FIG. 1 is a diagram showing a circuit configuration of a band reject filter according to a first embodiment of the present invention.

FIG. 2 is a schematic diagram of a main body of the band reject filter according to the first embodiment.

FIG. 3 is a diagram illustrating a circuit configuration (different from FIG. 1) of the band reject filter according to the first embodiment of the present invention;

FIG. 4 is a schematic diagram of a main body of the band reject filter according to the first embodiment (different from FIG. 2).

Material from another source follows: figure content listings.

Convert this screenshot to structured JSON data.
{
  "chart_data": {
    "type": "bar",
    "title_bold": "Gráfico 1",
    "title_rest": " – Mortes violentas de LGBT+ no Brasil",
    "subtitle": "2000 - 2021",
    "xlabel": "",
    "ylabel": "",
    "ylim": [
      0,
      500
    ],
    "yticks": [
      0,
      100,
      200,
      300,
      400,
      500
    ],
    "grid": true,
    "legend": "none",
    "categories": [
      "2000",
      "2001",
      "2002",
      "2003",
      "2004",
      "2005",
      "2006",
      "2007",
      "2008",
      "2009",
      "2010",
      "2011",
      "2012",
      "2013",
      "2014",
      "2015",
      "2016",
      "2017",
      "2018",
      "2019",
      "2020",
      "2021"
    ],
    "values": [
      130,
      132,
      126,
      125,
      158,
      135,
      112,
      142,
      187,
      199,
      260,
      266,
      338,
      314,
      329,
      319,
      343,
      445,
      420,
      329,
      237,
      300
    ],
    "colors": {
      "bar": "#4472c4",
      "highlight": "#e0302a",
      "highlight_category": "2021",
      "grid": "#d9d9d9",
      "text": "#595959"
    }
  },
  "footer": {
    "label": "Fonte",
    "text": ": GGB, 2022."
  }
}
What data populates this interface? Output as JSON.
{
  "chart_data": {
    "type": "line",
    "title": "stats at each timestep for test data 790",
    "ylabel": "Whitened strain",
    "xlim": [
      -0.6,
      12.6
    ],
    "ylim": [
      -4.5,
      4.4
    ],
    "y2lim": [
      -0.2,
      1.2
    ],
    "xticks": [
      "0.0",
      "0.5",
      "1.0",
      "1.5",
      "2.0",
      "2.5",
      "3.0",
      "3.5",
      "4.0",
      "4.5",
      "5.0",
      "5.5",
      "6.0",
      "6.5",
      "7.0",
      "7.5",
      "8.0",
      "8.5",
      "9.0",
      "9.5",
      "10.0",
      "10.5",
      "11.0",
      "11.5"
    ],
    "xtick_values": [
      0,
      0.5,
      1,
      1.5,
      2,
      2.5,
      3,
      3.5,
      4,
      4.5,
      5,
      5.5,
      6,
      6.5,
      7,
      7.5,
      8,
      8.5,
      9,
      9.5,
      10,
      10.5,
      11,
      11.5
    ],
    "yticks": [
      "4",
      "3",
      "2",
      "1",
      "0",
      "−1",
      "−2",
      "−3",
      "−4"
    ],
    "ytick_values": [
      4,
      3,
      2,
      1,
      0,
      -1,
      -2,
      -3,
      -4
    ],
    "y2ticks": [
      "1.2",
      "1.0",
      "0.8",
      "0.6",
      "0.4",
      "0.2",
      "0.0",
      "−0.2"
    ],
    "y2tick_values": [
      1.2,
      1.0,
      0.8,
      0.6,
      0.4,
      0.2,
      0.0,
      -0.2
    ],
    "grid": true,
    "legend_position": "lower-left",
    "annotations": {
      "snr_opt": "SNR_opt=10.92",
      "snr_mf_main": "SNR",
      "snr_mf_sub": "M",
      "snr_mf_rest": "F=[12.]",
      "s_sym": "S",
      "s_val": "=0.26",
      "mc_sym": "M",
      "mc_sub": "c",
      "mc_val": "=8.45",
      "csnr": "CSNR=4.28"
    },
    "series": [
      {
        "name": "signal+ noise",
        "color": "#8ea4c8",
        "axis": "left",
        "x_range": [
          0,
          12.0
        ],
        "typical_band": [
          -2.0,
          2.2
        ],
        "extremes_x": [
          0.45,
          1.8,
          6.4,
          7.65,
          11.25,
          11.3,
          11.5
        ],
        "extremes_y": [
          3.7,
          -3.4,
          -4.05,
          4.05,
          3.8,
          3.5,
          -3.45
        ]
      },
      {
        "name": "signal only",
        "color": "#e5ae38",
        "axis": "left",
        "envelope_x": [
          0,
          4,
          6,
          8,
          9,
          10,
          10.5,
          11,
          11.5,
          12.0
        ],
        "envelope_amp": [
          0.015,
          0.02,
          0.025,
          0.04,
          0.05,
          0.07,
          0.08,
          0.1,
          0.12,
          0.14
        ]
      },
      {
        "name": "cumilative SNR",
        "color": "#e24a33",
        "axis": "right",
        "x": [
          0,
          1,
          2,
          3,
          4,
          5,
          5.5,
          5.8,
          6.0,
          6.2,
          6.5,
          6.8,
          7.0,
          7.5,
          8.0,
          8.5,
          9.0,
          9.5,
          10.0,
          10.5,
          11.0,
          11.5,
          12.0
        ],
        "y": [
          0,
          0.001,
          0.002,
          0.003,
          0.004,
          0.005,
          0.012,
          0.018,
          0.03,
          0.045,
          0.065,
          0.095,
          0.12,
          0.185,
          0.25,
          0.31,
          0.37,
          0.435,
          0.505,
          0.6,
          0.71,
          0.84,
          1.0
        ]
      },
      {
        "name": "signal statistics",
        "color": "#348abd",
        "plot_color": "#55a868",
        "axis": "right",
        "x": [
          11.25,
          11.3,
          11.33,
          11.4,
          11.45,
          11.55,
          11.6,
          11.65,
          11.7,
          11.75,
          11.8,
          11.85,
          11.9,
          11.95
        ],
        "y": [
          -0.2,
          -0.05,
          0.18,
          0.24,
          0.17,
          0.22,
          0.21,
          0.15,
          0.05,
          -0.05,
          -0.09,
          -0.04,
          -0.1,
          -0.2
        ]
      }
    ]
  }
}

FIG. 5 is a diagram showing a circuit configuration of a band reject filter according to a second embodiment of the present invention.

FIG. 6 is a schematic diagram of a main body of a band reject filter according to a second embodiment.

FIG. 7 is a diagram showing a circuit configuration of a conventional band reject filter.

FIG. 8 is a schematic diagram of a main body of a conventional band reject filter.

[Explanation of symbols]

1, 1a, 1b band reject filter, 2, 2a
-1,2a-N, 2b-1,2b-N, 4b-1,4b
-N transformer, 3,3a-1,3a-N, 3b-1,
3b-N, 5b-1, 5b-N capacitors.

──────────────────────────────────────────────────続 き Continued on the front page (51) Int.Cl. ⁷ Identification symbol FI Theme coat ゛ (Reference) H01F 27/28 H01F 15/00 D (72) Inventor Ken Araki 2-3-2 Marunouchi 2-chome, Chiyoda-ku, Tokyo (72) Inventor Yukio Hotta 7-7-1, Koriyama, Taishiro-ku, Sendai-shi, Miyagi F-term (reference) 5E043 AA01 EA01 EA05 5E070 AA05 BA18 CB18 DB06 5J024 AA01 BA18 CA04 CA06 DA26 DA34 EA05

Claims (4)

[Claims] 1. A band reject filter used to remove only a specific frequency component from an existing signal line, wherein an inductance component is obtained by using a primary winding of a transformer, and a secondary side of the transformer is provided. An LC-type circuit for connecting a capacitor in parallel to the circuit, and a ring-shaped lead formed by connecting both ends of the capacitor and both ends of the lead so as to be equivalent to the circuit configuration, A band reject filter sandwiched by a two-divided core together with a signal line. 2. The band reject filter according to claim 1, wherein said LC type circuit is connected in a plurality of stages. 3. The band reject filter according to claim 1, further comprising the LC type circuit provided on the ground side. 4. The band reject filter according to claim 3, wherein a combination of the LC type circuit on the signal line side and the LC type circuit on the ground side is connected in a plurality of stages.